The Arbora pulled the open section back into place, restoring it with quick adjustments and repairs to the dislodged greenery. The only light was the dim white glow of the spelled moss. Moon knelt beside Stone’s head, making sure he was still breathing. He thought he saw the dark eyelid shiver, but couldn’t be sure.

Flower crouched beside him and tugged at his arm. “Come on, the others are making plans. We need to be there.”

Moon didn’t think Pearl and her supporters would feel that he needed to be there at all, but he had thought of something he needed to tell them. He hesitated. “Who’ll stay with him?”

“Blossom and Bead.” She nodded to the two female Arbora who were showing Niran how to wind greenery into the blind. Bead was young, but Blossom showed some signs of age, with threads of gray in her dark hair. “The only teachers to escape. And we’ll put the older hunters in here. They’re experienced at tending the wounded.”

Moon followed her reluctantly.

The blind already had partitions, screens of woven fronds, dividing it into chambers. As Flower led the way through, Moon’s spines kept catching on the woven branches and vines, so he shifted to groundling.

Somewhere nearby, Chime said impatiently, “No, that won’t work. If we try to get inside the colony, we’ll be caught by the same power that’s keeping the others from shifting.”

Balm’s voice was tense with frustration. “Even if we could shift once we were inside, there’s just not enough of us to fight all those Fell. We need help.”

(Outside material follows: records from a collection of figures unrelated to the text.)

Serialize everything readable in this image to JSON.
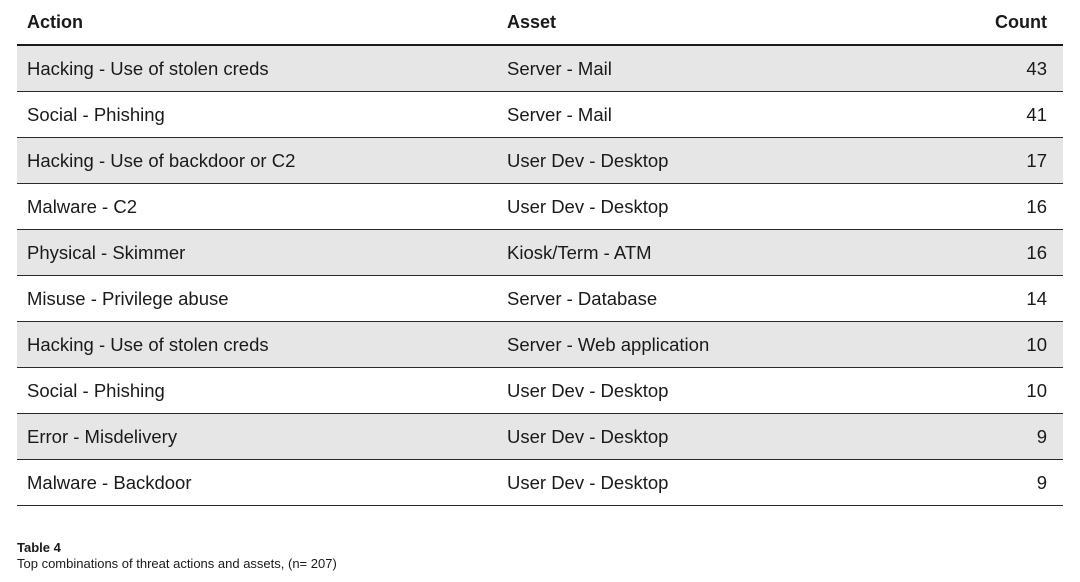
{
  "table": {
    "headers": {
      "action": "Action",
      "asset": "Asset",
      "count": "Count"
    },
    "rows": [
      {
        "action": "Hacking - Use of stolen creds",
        "asset": "Server - Mail",
        "count": "43"
      },
      {
        "action": "Social - Phishing",
        "asset": "Server - Mail",
        "count": "41"
      },
      {
        "action": "Hacking - Use of backdoor or C2",
        "asset": "User Dev - Desktop",
        "count": "17"
      },
      {
        "action": "Malware - C2",
        "asset": "User Dev - Desktop",
        "count": "16"
      },
      {
        "action": "Physical - Skimmer",
        "asset": "Kiosk/Term - ATM",
        "count": "16"
      },
      {
        "action": "Misuse - Privilege abuse",
        "asset": "Server - Database",
        "count": "14"
      },
      {
        "action": "Hacking - Use of stolen creds",
        "asset": "Server - Web application",
        "count": "10"
      },
      {
        "action": "Social - Phishing",
        "asset": "User Dev - Desktop",
        "count": "10"
      },
      {
        "action": "Error - Misdelivery",
        "asset": "User Dev - Desktop",
        "count": "9"
      },
      {
        "action": "Malware - Backdoor",
        "asset": "User Dev - Desktop",
        "count": "9"
      }
    ]
  },
  "caption": {
    "title": "Table 4",
    "text": "Top combinations of threat actions and assets, (n= 207)"
  },
  "colors": {
    "stripe": "#e6e6e6",
    "rule": "#1a1a1a"
  }
}
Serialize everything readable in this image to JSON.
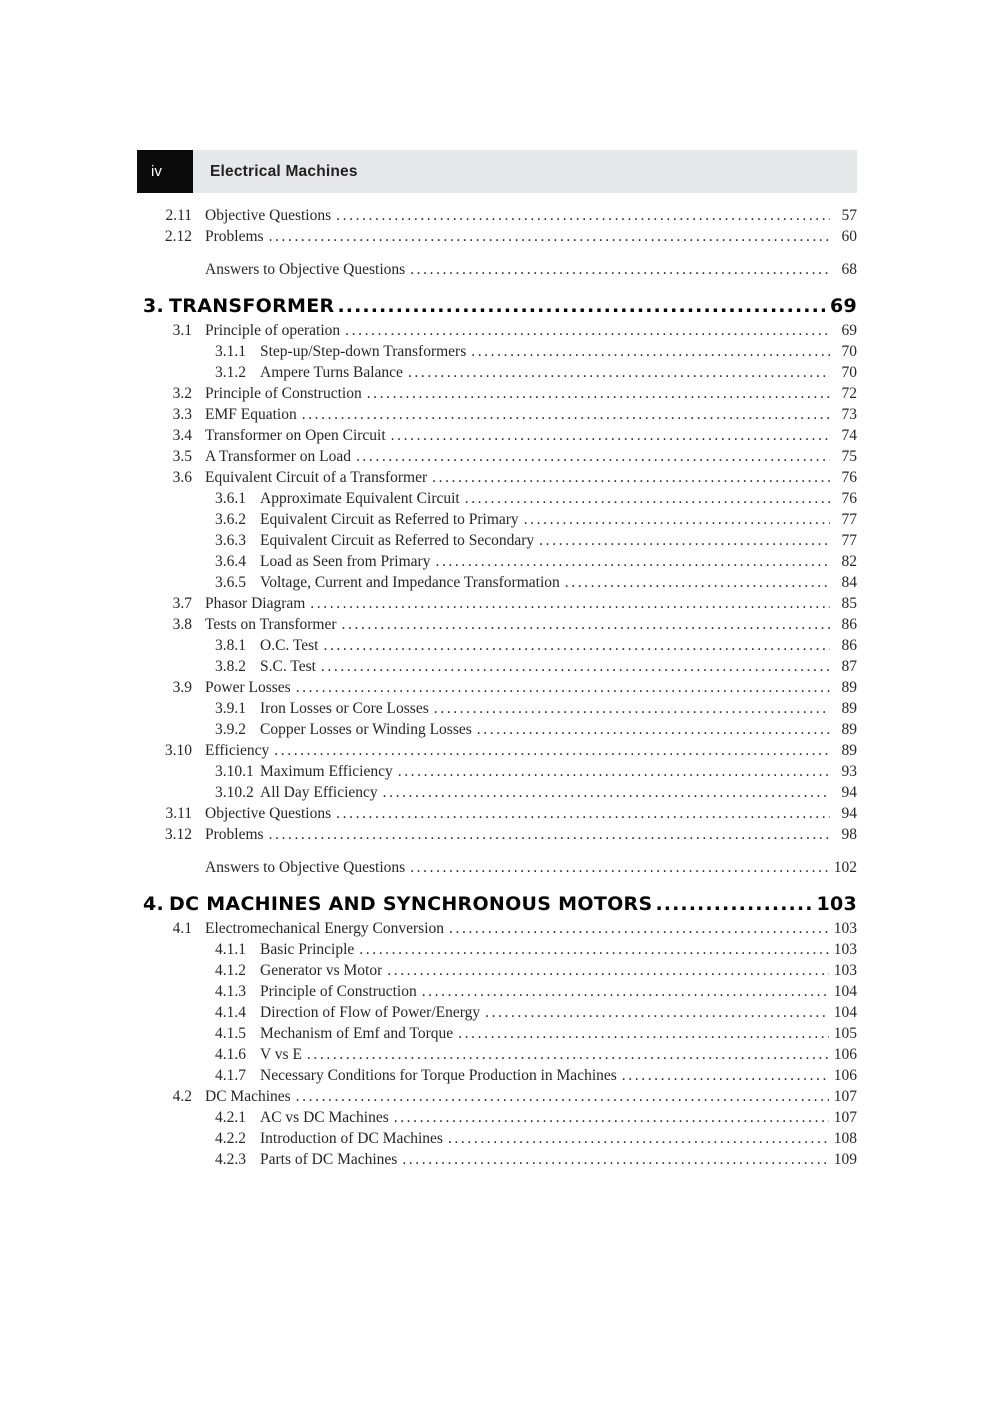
{
  "header": {
    "page_marker": "iv",
    "book_title": "Electrical Machines"
  },
  "toc": {
    "entries": [
      {
        "level": 2,
        "num": "2.11",
        "title": "Objective Questions",
        "page": "57"
      },
      {
        "level": 2,
        "num": "2.12",
        "title": "Problems",
        "page": "60"
      },
      {
        "level": "answers",
        "title": "Answers to Objective Questions",
        "page": "68"
      },
      {
        "level": 1,
        "num": "3.",
        "title": "TRANSFORMER",
        "page": "69"
      },
      {
        "level": 2,
        "num": "3.1",
        "title": "Principle of operation",
        "page": "69"
      },
      {
        "level": 3,
        "num": "3.1.1",
        "title": "Step-up/Step-down Transformers",
        "page": "70"
      },
      {
        "level": 3,
        "num": "3.1.2",
        "title": "Ampere Turns Balance",
        "page": "70"
      },
      {
        "level": 2,
        "num": "3.2",
        "title": "Principle of Construction",
        "page": "72"
      },
      {
        "level": 2,
        "num": "3.3",
        "title": "EMF Equation",
        "page": "73"
      },
      {
        "level": 2,
        "num": "3.4",
        "title": "Transformer on Open Circuit",
        "page": "74"
      },
      {
        "level": 2,
        "num": "3.5",
        "title": "A Transformer on Load",
        "page": "75"
      },
      {
        "level": 2,
        "num": "3.6",
        "title": "Equivalent Circuit of a Transformer",
        "page": "76"
      },
      {
        "level": 3,
        "num": "3.6.1",
        "title": "Approximate Equivalent Circuit",
        "page": "76"
      },
      {
        "level": 3,
        "num": "3.6.2",
        "title": "Equivalent Circuit as Referred to Primary",
        "page": "77"
      },
      {
        "level": 3,
        "num": "3.6.3",
        "title": "Equivalent Circuit as Referred to Secondary",
        "page": "77"
      },
      {
        "level": 3,
        "num": "3.6.4",
        "title": "Load as Seen from Primary",
        "page": "82"
      },
      {
        "level": 3,
        "num": "3.6.5",
        "title": "Voltage, Current and Impedance Transformation",
        "page": "84"
      },
      {
        "level": 2,
        "num": "3.7",
        "title": "Phasor Diagram",
        "page": "85"
      },
      {
        "level": 2,
        "num": "3.8",
        "title": "Tests on Transformer",
        "page": "86"
      },
      {
        "level": 3,
        "num": "3.8.1",
        "title": "O.C. Test",
        "page": "86"
      },
      {
        "level": 3,
        "num": "3.8.2",
        "title": "S.C. Test",
        "page": "87"
      },
      {
        "level": 2,
        "num": "3.9",
        "title": "Power Losses",
        "page": "89"
      },
      {
        "level": 3,
        "num": "3.9.1",
        "title": "Iron Losses or Core Losses",
        "page": "89"
      },
      {
        "level": 3,
        "num": "3.9.2",
        "title": "Copper Losses or Winding Losses",
        "page": "89"
      },
      {
        "level": 2,
        "num": "3.10",
        "title": "Efficiency",
        "page": "89"
      },
      {
        "level": 3,
        "num": "3.10.1",
        "title": "Maximum Efficiency",
        "page": "93"
      },
      {
        "level": 3,
        "num": "3.10.2",
        "title": "All Day Efficiency",
        "page": "94"
      },
      {
        "level": 2,
        "num": "3.11",
        "title": "Objective Questions",
        "page": "94"
      },
      {
        "level": 2,
        "num": "3.12",
        "title": "Problems",
        "page": "98"
      },
      {
        "level": "answers",
        "title": "Answers to Objective Questions",
        "page": "102"
      },
      {
        "level": 1,
        "num": "4.",
        "title": "DC MACHINES AND SYNCHRONOUS MOTORS",
        "page": "103"
      },
      {
        "level": 2,
        "num": "4.1",
        "title": "Electromechanical Energy Conversion",
        "page": "103"
      },
      {
        "level": 3,
        "num": "4.1.1",
        "title": "Basic Principle",
        "page": "103"
      },
      {
        "level": 3,
        "num": "4.1.2",
        "title": "Generator vs Motor",
        "page": "103"
      },
      {
        "level": 3,
        "num": "4.1.3",
        "title": "Principle of Construction",
        "page": "104"
      },
      {
        "level": 3,
        "num": "4.1.4",
        "title": "Direction of Flow of Power/Energy",
        "page": "104"
      },
      {
        "level": 3,
        "num": "4.1.5",
        "title": "Mechanism of Emf and Torque",
        "page": "105"
      },
      {
        "level": 3,
        "num": "4.1.6",
        "title": "V vs E",
        "page": "106"
      },
      {
        "level": 3,
        "num": "4.1.7",
        "title": "Necessary Conditions for Torque Production in Machines",
        "page": "106"
      },
      {
        "level": 2,
        "num": "4.2",
        "title": "DC Machines",
        "page": "107"
      },
      {
        "level": 3,
        "num": "4.2.1",
        "title": "AC vs DC Machines",
        "page": "107"
      },
      {
        "level": 3,
        "num": "4.2.2",
        "title": "Introduction of DC Machines",
        "page": "108"
      },
      {
        "level": 3,
        "num": "4.2.3",
        "title": "Parts of DC Machines",
        "page": "109"
      }
    ]
  },
  "colors": {
    "header_bar": "#e6e7e8",
    "header_box": "#0b0b0b",
    "body_text": "#272727",
    "heading_text": "#050505"
  }
}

Flower stepped through an opening small enough that Moon had to duck to follow her. This part of the blind was still partially open to the outside and braced against the rough gray wall of a plume tree’s trunk. Besides Chime and Balm, Jade, Pearl, Bone, and River sat on the bare ground. The others were in groundling form, and Jade and Pearl had shifted to Arbora. Pearl sat back against the wide column of a root, her body tense, her tail wrapped around her feet. Her usually brilliant blue and gold scales seemed dimmed, muted. Jade sat across from her, and Moon was struck by the sight of her face in profile, her long jaw tight with tension, her eyes narrowed. She sat with her arms propped on her knees, every muscle coiled with seething frustration. She wanted to challenge Pearl. That was obvious to him, and had to be obvious to everyone here. But she knew this was no time or place for it. The court had to be united under one queen and Pearl was it, whether they liked it or not.

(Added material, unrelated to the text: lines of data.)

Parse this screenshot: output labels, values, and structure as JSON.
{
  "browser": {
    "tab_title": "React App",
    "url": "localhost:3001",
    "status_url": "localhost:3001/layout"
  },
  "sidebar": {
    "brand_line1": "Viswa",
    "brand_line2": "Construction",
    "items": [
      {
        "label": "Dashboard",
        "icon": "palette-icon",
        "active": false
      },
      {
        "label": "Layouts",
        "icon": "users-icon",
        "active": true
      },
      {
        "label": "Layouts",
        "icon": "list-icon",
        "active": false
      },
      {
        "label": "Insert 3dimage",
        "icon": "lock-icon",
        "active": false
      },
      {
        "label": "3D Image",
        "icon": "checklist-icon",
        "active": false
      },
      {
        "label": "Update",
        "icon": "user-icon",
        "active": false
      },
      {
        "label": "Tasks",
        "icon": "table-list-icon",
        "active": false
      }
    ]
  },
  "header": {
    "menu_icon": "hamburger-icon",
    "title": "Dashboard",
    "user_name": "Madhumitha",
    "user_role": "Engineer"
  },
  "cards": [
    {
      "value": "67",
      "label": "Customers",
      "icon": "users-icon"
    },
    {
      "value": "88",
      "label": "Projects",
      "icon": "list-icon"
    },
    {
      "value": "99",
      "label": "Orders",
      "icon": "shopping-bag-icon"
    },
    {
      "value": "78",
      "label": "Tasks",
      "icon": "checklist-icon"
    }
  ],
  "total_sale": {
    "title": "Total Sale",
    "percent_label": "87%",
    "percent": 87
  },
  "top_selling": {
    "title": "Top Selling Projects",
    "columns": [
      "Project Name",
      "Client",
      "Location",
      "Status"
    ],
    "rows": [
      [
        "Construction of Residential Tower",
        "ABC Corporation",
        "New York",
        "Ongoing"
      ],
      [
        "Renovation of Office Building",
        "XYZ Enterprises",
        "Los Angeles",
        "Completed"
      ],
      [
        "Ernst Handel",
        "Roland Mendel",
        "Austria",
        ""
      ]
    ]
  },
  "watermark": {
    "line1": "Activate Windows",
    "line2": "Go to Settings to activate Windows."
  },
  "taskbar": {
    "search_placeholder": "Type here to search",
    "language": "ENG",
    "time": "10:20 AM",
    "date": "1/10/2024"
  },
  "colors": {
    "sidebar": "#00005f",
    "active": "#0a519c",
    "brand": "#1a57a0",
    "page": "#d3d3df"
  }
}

Jade looked up and their eyes met. Moon was caught for an instant, then managed to look away. After a moment, she asked, “How is Stone?”

“Still the same.” Flower stepped around to sit next to Chime, tugging her skirt over her moss-stained feet. “We just need to keep him still and warm, until he heals.”

Moon sat next to Flower, hoping Pearl would just pretend he didn’t exist. But she watched him, her blue eyes cold. With an ironic air, she said, “So tell us. How did the Fell know you were new to the court?”

Moon considered pointing out that one of Pearl’s warrior friends who was a Fell spy could have reported it. Instead he said, “They saw me at Sky Copper, with Stone. A ruler spoke through one of the dakti.”